Secara khusus, Patung Pieta sendiri akan mengingatkan kita semua akan Bunda Maria yang bersengsara dengan Puteranya. Bunda Maria telah ikut menopang dan memangku segala dosa, harapan dan keluh kesah kita. Oleh karena itu, pantaslah kalau kita menghormati dan tak hentihentinya berdoa kepadanya dalam devosi-devosi pribadi maupun bersama.
Romo Toni juga berharap semoga lingkungan Taman Doa Pieta ini selalu dirawat dan dipelihara dengan baik. Mencintai tanaman dan taman itu juga merupakan bagian dari ibadah, bagian dari cinta kita kepada Tuhan yang menciptakan alam semesta ini. Untuk itu sudah layak dan sepantasnya, sebagai orang beriman, seraya kita berdoa, beribadah, kita juga wujudkan iman itu dalam sikap memelihara keutuhan Doa Pieta ini, khususnya tanaman-tanamannya.
Taman Doa Pieta adalah penjelmaan mimpi: mimpi untuk memberi arti lebih banyak dari sebuah ruang yang kurang bermakna, mimpi untuk membangun tempat doa yang berwawasan lingkungan, mimpi untuk melihat indahnya ciptaan Tuhan dalam bunga merona dan daun beraneka ragam. Di atas mimpi-mimpi itu kita juga diajak menghayati perjalanan kisah sengsara Yesus dalam jalan salib. Yesus, yang setelah menjalani sengsara dalam jalan salib, diterima dalam pangkuan Bunda dengan semua kedukaan yang mendalam.
Penyusunan dan pemilihan jenis-jenis tanaman serta penempatannya pun memiliki tujuan dan maknanya sendiri. Misalnya, kedatangan umat untuk berdoa disambut dengan rangkaian tanaman andong, puring dan jambe yang memiliki makna “andhedhonga, nyuwun pangapuraning Gusti supaya bejo ing tembe” (= berdoa, memohon pengampunan Tuhan supaya mulia di kemudian hari). Di sekeliling taman dipagari dengan pohon waru maroon, seperti warna ungu yang menjadi kain penutup salib saat minggu sengsara, sebagai makna kedukaan. Bunga-bunga aromatis seperti kenanga, culan dan bunga lain juga membawa suasana duka dalam perjalanan akhir Yesus. Pohon zaitu, pohon yang menyaksikan Yesus berdoa di malam sebelum hari pengadilanNya. Pohon ara yang dikisahkan banyak di kitab suci.

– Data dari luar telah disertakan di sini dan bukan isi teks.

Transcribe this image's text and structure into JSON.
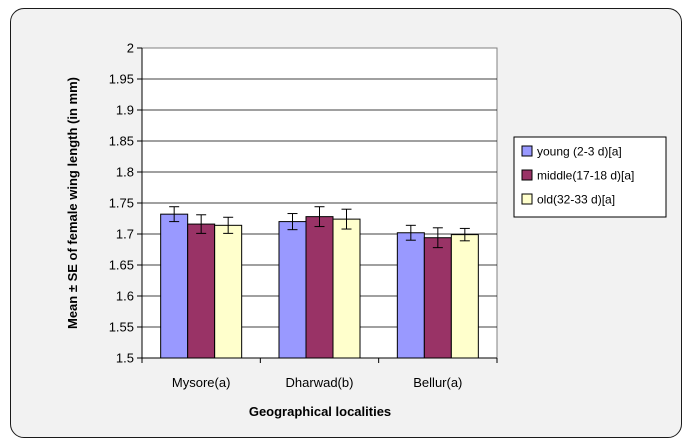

Diharapkan Taman Doa Pieta bisa menjadi bagian dari kompleks gereja yang ramah lingkungan. Ini juga menjadi kesempatan bagi kita untuk belajar tentang gaya hidup hijau (green lifestyle) dalam kompleks gereja. Pada gilirannya juga diharapkan bahwa gaya hidup itu bisa dipraktekkan di rumah masing-masing dan kemudian juga ditularkan kepada masyarakat yang lebih luas.